One other thing that makes me suspect that its a big is that if I modify the search a bit, then, occasionally, I get rand() to be 0.0000 for some or all of the results as follows:

select id, weight() as w, rand(), if ( (now() - fe) < 7776000, 100,0 ) as new, if ( (now() -fe_xtra) < 8640060 , 1000,0 ) as bumped, weight()(1+ new + bumped ) as composite_bumper from spv_101001001 WHERE pwt = 65 limit 0, 20 option rand_seed=1;

±------±-----±-----------±-----±-------±-----------------+
| id | w | rand() | new | bumped | composite_bumper |
±------±-----±-----------±-----±-------±-----------------+
| 13806 | 1 | 0.12649618 | 0 | 0 | 1 |
| 17852 | 1 | 0.20872745 | 0 | 0 | 1 |
| 31937 | 1 | 0.46578056 | 0 | 0 | 1 |
| 48448 | 1 | 0.62003821 | 0 | 0 | 1 |
| 52590 | 1 | 0.87326658 | 0 | 0 | 1 |
| 52598 | 1 | 0.06641738 | 0 | 0 | 1 |
| 55667 | 1 | 0.993506 | 100 | 1000 | 1101 |
| 55668 | 1 | 0.91852927 | 100 | 1000 | 1101 |
| 56108 | 1 | 0.93055731 | 100 | 1000 | 1101 |
| 56109 | 1 | 0.17995529 | 100 | 1000 | 1101 |
| 63315 | 1 | 0.000000 | 100 | 1000 | 1101 |
| 63316 | 1 | 0.000000 | 100 | 1000 | 1101 |
| 64423 | 1 | 0.000000 | 100 | 0 | 101 |
| 71741 | 1 | 0.000000 | 100 | 1000 | 1101 |
| 71823 | 1 | 0.000000 | 0 | 0 | 1 |
| 72927 | 1 | 0.000000 | 0 | 0 | 1 |
| 73026 | 1 | 0.000000 | 0 | 0 | 1 |
| 74769 | 1 | 0.000000 | 0 | 0 | 1 |
| 75013 | 1 | 0.000000 | 0 | 0 | 1 |
| 75729 | 1 | 0.000000 | 100 | 1000 | 1101 |
sanikolaev commented 1 year ago

Try adding option threads=1. Does it help?

daw3gr commented 1 year ago

Hi @sanikolaev, thanks, it does indeed, repeated the queries a number of times and now the results are consistent at all times. What is the cause of this behaviour? Thanks again.

sanikolaev commented 1 year ago

As said in the [docs](https://manual.manticoresearch.com/Functions/Mathematical_functions#RAND()):

If you use the seed take into account that it resets rand()'s starting point separately for each plain index / RT disk / RAM chunk / pseudo shard, so queries to a distributed index in any form can return multiple identical random values.

I'm not sure about the zeroes though.

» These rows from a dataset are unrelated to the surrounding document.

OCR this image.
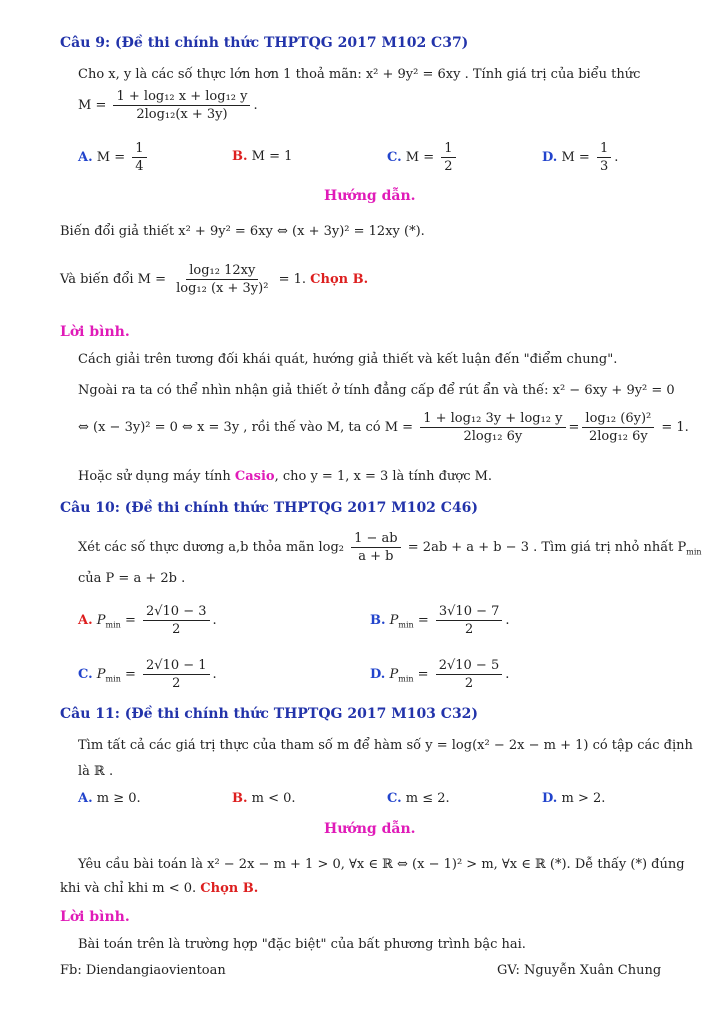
Câu 9: (Đề thi chính thức THPTQG 2017 M102 C37)
Cho x, y là các số thực lớn hơn 1 thoả mãn: x² + 9y² = 6xy . Tính giá trị của biểu thức
$M = \frac{\text{1 + log₁₂ x + log₁₂ y}}{\text{2log₁₂(x + 3y)}}$ .
A. $M = \frac{1}{4}$	B. M = 1	C. $M = \frac{1}{2}$	D. $M = \frac{1}{3}$ .
Hướng dẫn.
Biến đổi giả thiết x² + 9y² = 6xy ⇔ (x + 3y)² = 12xy (*).
Và biến đổi $M = \frac{\text{log₁₂ 12xy}}{\text{log₁₂ (x + 3y)²}} = 1$. Chọn B.
Lời bình.
Cách giải trên tương đối khái quát, hướng giả thiết và kết luận đến "điểm chung".
Ngoài ra ta có thể nhìn nhận giả thiết ở tính đẳng cấp để rút ẩn và thế: x² − 6xy + 9y² = 0
⇔ (x − 3y)² = 0 ⇔ x = 3y , rồi thế vào M, ta có $M = \frac{\text{1 + log₁₂ 3y + log₁₂ y}}{\text{2log₁₂ 6y}} = \frac{\text{log₁₂ (6y)²}}{\text{2log₁₂ 6y}} = 1$.
Hoặc sử dụng máy tính Casio, cho y = 1, x = 3 là tính được M.
Câu 10: (Đề thi chính thức THPTQG 2017 M102 C46)
Xét các số thực dương a,b thỏa mãn $\log_2 \frac{1 - ab}{a + b} = 2ab + a + b - 3$ . Tìm giá trị nhỏ nhất $P_{min}$
của P = a + 2b .
A. $P_{min} = \frac{2√10 - 3}{2}$ .	B. $P_{min} = \frac{3√10 - 7}{2}$ .
C. $P_{min} = \frac{2√10 - 1}{2}$ .	D. $P_{min} = \frac{2√10 - 5}{2}$ .
Câu 11: (Đề thi chính thức THPTQG 2017 M103 C32)
Tìm tất cả các giá trị thực của tham số m để hàm số y = log(x² − 2x − m + 1) có tập các định
là ℝ .
A. m ≥ 0.	B. m < 0.	C. m ≤ 2.	D. m > 2.
Hướng dẫn.
Yêu cầu bài toán là x² − 2x − m + 1 > 0, ∀x ∈ ℝ ⇔ (x − 1)² > m, ∀x ∈ ℝ (*). Dễ thấy (*) đúng
khi và chỉ khi m < 0. Chọn B.
Lời bình.
Bài toán trên là trường hợp "đặc biệt" của bất phương trình bậc hai.
Fb: Diendangiaovientoan	GV: Nguyễn Xuân Chung
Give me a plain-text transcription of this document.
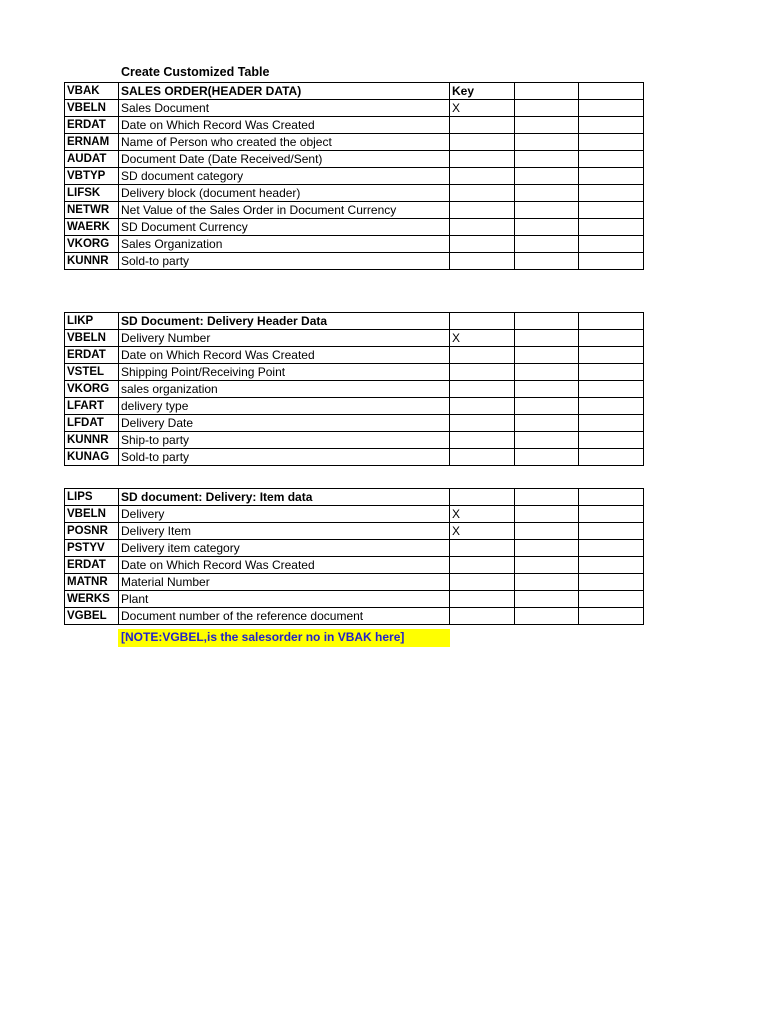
Create Customized Table
VBAK	SALES ORDER(HEADER DATA)	Key		
VBELN	Sales Document	X		
ERDAT	Date on Which Record Was Created			
ERNAM	Name of Person who created the object			
AUDAT	Document Date (Date Received/Sent)			
VBTYP	SD document category			
LIFSK	Delivery block (document header)			
NETWR	Net Value of the Sales Order in Document Currency			
WAERK	SD Document Currency			
VKORG	Sales Organization			
KUNNR	Sold-to party			
LIKP	SD Document: Delivery Header Data			
VBELN	Delivery Number	X		
ERDAT	Date on Which Record Was Created			
VSTEL	Shipping Point/Receiving Point			
VKORG	sales organization			
LFART	delivery type			
LFDAT	Delivery Date			
KUNNR	Ship-to party			
KUNAG	Sold-to party			
LIPS	SD document: Delivery: Item data			
VBELN	Delivery	X		
POSNR	Delivery Item	X		
PSTYV	Delivery item category			
ERDAT	Date on Which Record Was Created			
MATNR	Material Number			
WERKS	Plant			
VGBEL	Document number of the reference document			
[NOTE:VGBEL,is the salesorder no in VBAK here]
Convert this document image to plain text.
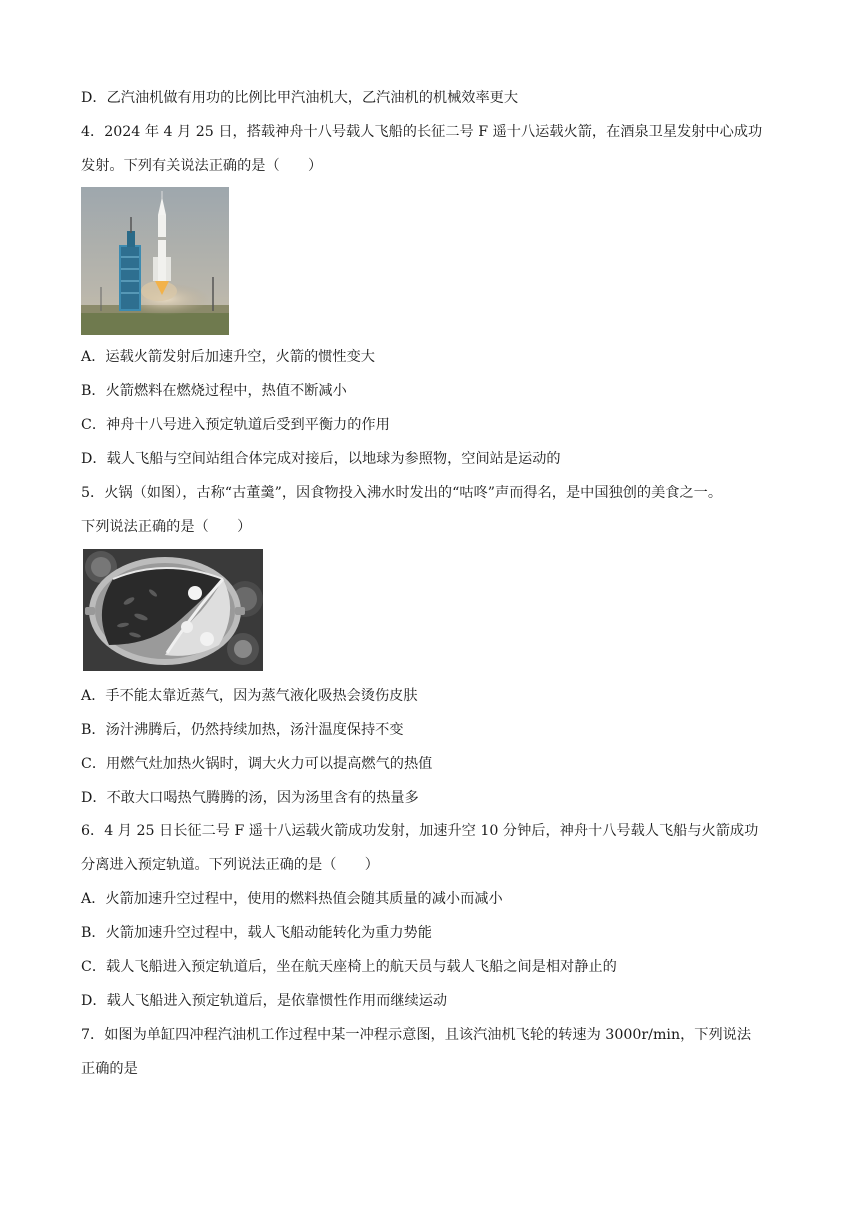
D．乙汽油机做有用功的比例比甲汽油机大，乙汽油机的机械效率更大
4．2024 年 4 月 25 日，搭载神舟十八号载人飞船的长征二号 F 遥十八运载火箭，在酒泉卫星发射中心成功
发射。下列有关说法正确的是（　　）
A．运载火箭发射后加速升空，火箭的惯性变大
B．火箭燃料在燃烧过程中，热值不断减小
C．神舟十八号进入预定轨道后受到平衡力的作用
D．载人飞船与空间站组合体完成对接后，以地球为参照物，空间站是运动的
5．火锅（如图），古称“古董羹”，因食物投入沸水时发出的“咕咚”声而得名，是中国独创的美食之一。
下列说法正确的是（　　）
A．手不能太靠近蒸气，因为蒸气液化吸热会烫伤皮肤
B．汤汁沸腾后，仍然持续加热，汤汁温度保持不变
C．用燃气灶加热火锅时，调大火力可以提高燃气的热值
D．不敢大口喝热气腾腾的汤，因为汤里含有的热量多
6．4 月 25 日长征二号 F 遥十八运载火箭成功发射，加速升空 10 分钟后，神舟十八号载人飞船与火箭成功
分离进入预定轨道。下列说法正确的是（　　）
A．火箭加速升空过程中，使用的燃料热值会随其质量的减小而减小
B．火箭加速升空过程中，载人飞船动能转化为重力势能
C．载人飞船进入预定轨道后，坐在航天座椅上的航天员与载人飞船之间是相对静止的
D．载人飞船进入预定轨道后，是依靠惯性作用而继续运动
7．如图为单缸四冲程汽油机工作过程中某一冲程示意图，且该汽油机飞轮的转速为 3000r/min，下列说法
正确的是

Is there a simple way to reproduce them with a synthetic case like this?

create table ...
insert into ...
select ...
stale[bot] commented 1 year ago

This issue has been automatically marked as stale because it has not had recent activity. It will be closed if no further activity occurs. Thank you for your contributions. Feel free to re-open the issue in case it becomes actual.